Rome’s Gothic Wars
Michael Kulikowski
225 pages including notes and index
published in 2007
Rome’s Gothic Wars, written by new to me American historian Michael Kulikowski is meant as an entry level introduction to the Goths and their conflicts with the Roman Empire. As such it’s quite short, with the main text being only 184 pages long. As a history it only deals with the Goths as they first entered Roman consciousness, in the late third century CE, up until the sack of Rome by Alaric and his Goths in 410 CE. Kulikowski does deal with the Gothic “prehistory” in passing, but does not deal at all with their later history and evolution into separate Visogothic and Ostrogothic kingdoms. For Kulikowski, those first two centuries of Roman-Gothic interactions form a neatly completed story, one that turned “Goths” into the Goths.

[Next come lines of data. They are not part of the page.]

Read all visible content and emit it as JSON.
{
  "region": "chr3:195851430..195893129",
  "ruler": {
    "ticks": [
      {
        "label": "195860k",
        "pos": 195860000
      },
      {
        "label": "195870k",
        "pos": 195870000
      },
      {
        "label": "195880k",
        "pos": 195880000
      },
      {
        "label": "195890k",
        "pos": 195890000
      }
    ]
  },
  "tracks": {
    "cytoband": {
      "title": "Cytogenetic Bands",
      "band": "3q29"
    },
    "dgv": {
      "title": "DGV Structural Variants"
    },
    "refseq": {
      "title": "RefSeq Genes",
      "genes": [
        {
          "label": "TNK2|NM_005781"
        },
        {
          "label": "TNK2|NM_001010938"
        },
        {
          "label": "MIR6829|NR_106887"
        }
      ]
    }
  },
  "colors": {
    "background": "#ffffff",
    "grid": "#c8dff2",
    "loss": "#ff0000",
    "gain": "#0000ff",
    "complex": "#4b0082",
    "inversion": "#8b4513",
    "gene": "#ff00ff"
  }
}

As Kulikowski argues, wondering where the Goths came from before they are first mentioned in Roman histories is pointless, nor should too much attention be paid to the “deeply misleading” Getica of Jordanes, the sole Roman source for the supposed origins and migration of the Goths, as other modern historians still do, attempting to separate the wheat from the chaff. Instead, Kulikowski believes that the Goths were a product of the Roman Frontier, like the Franks and Alamanni, who appear at the same time. Roman military, economic and cultural interactions with the barbaric tribes along their frontiers created new political entities and the Goths were one of them. The Gothic origins lie in the exact same parts of the Roman frontier zones that they first appear in Roman history, north of the Danube and west of the Black Sea and he’s quite harsh on any modern historian who thinks otherwise.